The next day, we decided to escape from the city and enjoy a hike. We’ve really lucked on the weather so far; Scotland in May is typically mid-50s and rainy, but we’ve experienced 60s to 70s temperatures and lots of sun. We caught a train to Helensburgh and enjoyed a relaxing hike through the countryside. Halfway through we stopped to enjoy a simple lunch of boiled eggs, apples, and brie cheese. It was a great way to end our final day in Glasgow. Tomorrow we continue on to Edinburgh!
The first stop on my and Nick’s honeymoon is Glasgow, the most populous city in Scotland. We took an overnight flight from DC on Sunday with a 2am layover in Iceland, where we’ll be returning later for the final stop on our trip.
It was barely noon by the time we arrived at our AirBnB (a really nice apartment that’s a short walk to the city center), but we were so tired from the sleepless flight that we mostly just spent the day napping and relaxing. We enjoyed some sandwiches at a local shop and made a quick stir fry for dinner. It’s nice having plenty of time in each city, so that we’re able to take some time to chill without worrying that we’re missing out on anything.
This morning, we got up early enough to meet up with a walking tour led by a local Glasgowegian (I was surprised to learn that’s what people from Glasgow are called). The guide was very informative and enthusiastic. He took us around central Glasgow, pointing out many buildings that were several hundred years old.
One of the most interesting stops on the tour was the Britannia Panopticon, the world’s oldest surviving music hall (opened in 1857).
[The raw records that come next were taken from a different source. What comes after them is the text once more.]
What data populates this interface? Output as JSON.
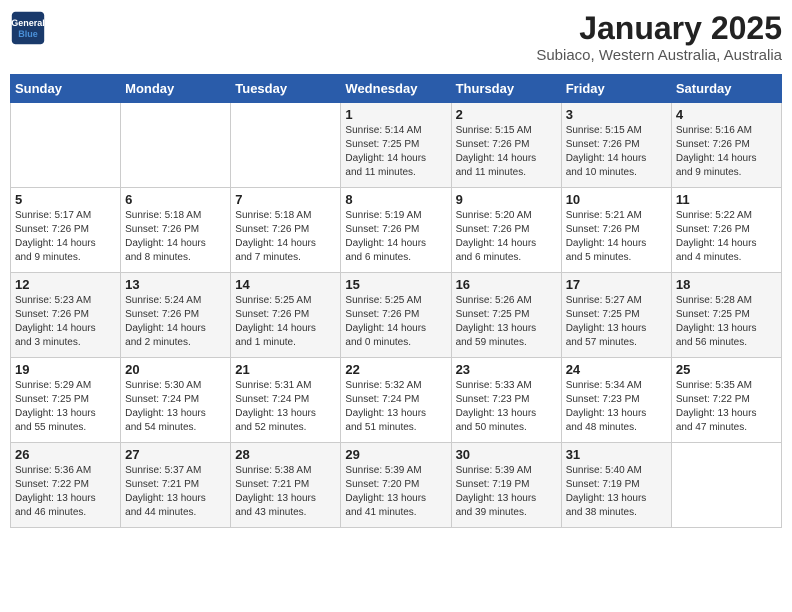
{
  "header": {
    "logo_line1": "General",
    "logo_line2": "Blue",
    "month_year": "January 2025",
    "location": "Subiaco, Western Australia, Australia"
  },
  "weekdays": [
    "Sunday",
    "Monday",
    "Tuesday",
    "Wednesday",
    "Thursday",
    "Friday",
    "Saturday"
  ],
  "weeks": [
    [
      {
        "day": "",
        "info": ""
      },
      {
        "day": "",
        "info": ""
      },
      {
        "day": "",
        "info": ""
      },
      {
        "day": "1",
        "info": "Sunrise: 5:14 AM\nSunset: 7:25 PM\nDaylight: 14 hours\nand 11 minutes."
      },
      {
        "day": "2",
        "info": "Sunrise: 5:15 AM\nSunset: 7:26 PM\nDaylight: 14 hours\nand 11 minutes."
      },
      {
        "day": "3",
        "info": "Sunrise: 5:15 AM\nSunset: 7:26 PM\nDaylight: 14 hours\nand 10 minutes."
      },
      {
        "day": "4",
        "info": "Sunrise: 5:16 AM\nSunset: 7:26 PM\nDaylight: 14 hours\nand 9 minutes."
      }
    ],
    [
      {
        "day": "5",
        "info": "Sunrise: 5:17 AM\nSunset: 7:26 PM\nDaylight: 14 hours\nand 9 minutes."
      },
      {
        "day": "6",
        "info": "Sunrise: 5:18 AM\nSunset: 7:26 PM\nDaylight: 14 hours\nand 8 minutes."
      },
      {
        "day": "7",
        "info": "Sunrise: 5:18 AM\nSunset: 7:26 PM\nDaylight: 14 hours\nand 7 minutes."
      },
      {
        "day": "8",
        "info": "Sunrise: 5:19 AM\nSunset: 7:26 PM\nDaylight: 14 hours\nand 6 minutes."
      },
      {
        "day": "9",
        "info": "Sunrise: 5:20 AM\nSunset: 7:26 PM\nDaylight: 14 hours\nand 6 minutes."
      },
      {
        "day": "10",
        "info": "Sunrise: 5:21 AM\nSunset: 7:26 PM\nDaylight: 14 hours\nand 5 minutes."
      },
      {
        "day": "11",
        "info": "Sunrise: 5:22 AM\nSunset: 7:26 PM\nDaylight: 14 hours\nand 4 minutes."
      }
    ],
    [
      {
        "day": "12",
        "info": "Sunrise: 5:23 AM\nSunset: 7:26 PM\nDaylight: 14 hours\nand 3 minutes."
      },
      {
        "day": "13",
        "info": "Sunrise: 5:24 AM\nSunset: 7:26 PM\nDaylight: 14 hours\nand 2 minutes."
      },
      {
        "day": "14",
        "info": "Sunrise: 5:25 AM\nSunset: 7:26 PM\nDaylight: 14 hours\nand 1 minute."
      },
      {
        "day": "15",
        "info": "Sunrise: 5:25 AM\nSunset: 7:26 PM\nDaylight: 14 hours\nand 0 minutes."
      },
      {
        "day": "16",
        "info": "Sunrise: 5:26 AM\nSunset: 7:25 PM\nDaylight: 13 hours\nand 59 minutes."
      },
      {
        "day": "17",
        "info": "Sunrise: 5:27 AM\nSunset: 7:25 PM\nDaylight: 13 hours\nand 57 minutes."
      },
      {
        "day": "18",
        "info": "Sunrise: 5:28 AM\nSunset: 7:25 PM\nDaylight: 13 hours\nand 56 minutes."
      }
    ],
    [
      {
        "day": "19",
        "info": "Sunrise: 5:29 AM\nSunset: 7:25 PM\nDaylight: 13 hours\nand 55 minutes."
      },
      {
        "day": "20",
        "info": "Sunrise: 5:30 AM\nSunset: 7:24 PM\nDaylight: 13 hours\nand 54 minutes."
      },
      {
        "day": "21",
        "info": "Sunrise: 5:31 AM\nSunset: 7:24 PM\nDaylight: 13 hours\nand 52 minutes."
      },
      {
        "day": "22",
        "info": "Sunrise: 5:32 AM\nSunset: 7:24 PM\nDaylight: 13 hours\nand 51 minutes."
      },
      {
        "day": "23",
        "info": "Sunrise: 5:33 AM\nSunset: 7:23 PM\nDaylight: 13 hours\nand 50 minutes."
      },
      {
        "day": "24",
        "info": "Sunrise: 5:34 AM\nSunset: 7:23 PM\nDaylight: 13 hours\nand 48 minutes."
      },
      {
        "day": "25",
        "info": "Sunrise: 5:35 AM\nSunset: 7:22 PM\nDaylight: 13 hours\nand 47 minutes."
      }
    ],
    [
      {
        "day": "26",
        "info": "Sunrise: 5:36 AM\nSunset: 7:22 PM\nDaylight: 13 hours\nand 46 minutes."
      },
      {
        "day": "27",
        "info": "Sunrise: 5:37 AM\nSunset: 7:21 PM\nDaylight: 13 hours\nand 44 minutes."
      },
      {
        "day": "28",
        "info": "Sunrise: 5:38 AM\nSunset: 7:21 PM\nDaylight: 13 hours\nand 43 minutes."
      },
      {
        "day": "29",
        "info": "Sunrise: 5:39 AM\nSunset: 7:20 PM\nDaylight: 13 hours\nand 41 minutes."
      },
      {
        "day": "30",
        "info": "Sunrise: 5:39 AM\nSunset: 7:19 PM\nDaylight: 13 hours\nand 39 minutes."
      },
      {
        "day": "31",
        "info": "Sunrise: 5:40 AM\nSunset: 7:19 PM\nDaylight: 13 hours\nand 38 minutes."
      },
      {
        "day": "",
        "info": ""
      }
    ]
  ]
}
This theatre was where some of Glasgow’s poorest residents would gather to see plays, freakshows, and dancers. The crowd was so crowded and raucous that it was common for attendees to urinate on the floor. Historians actually believe this contributed to why the building still stands today; many music halls of this era burned down due to stray pipe and cigar ashes, but the urine-soaked floors of the Panopticon likely prevented sparks from spreading.
From there, the tour continued on, with lots of fascinating sights along the way.
At the conclusion of the tour, Nick and I headed to a local pub and ordered some fish and chips. The piece of cod was absolutely massive and tasted delicious. We also tried out some Tennent’s Lager, one of the most popular beers in Scotland.
From there, we headed over to the famous Glasgow Cathedral, an ancient and imposing structure. We also checked out the large cemetary called the Necropolis located on a hill behind the church, with features some of the best views of the city.
From there, we spent a little while relaxing in the Glasgow Green (the city’s large central park) and then walked back to our AirBnB along the River Clyde.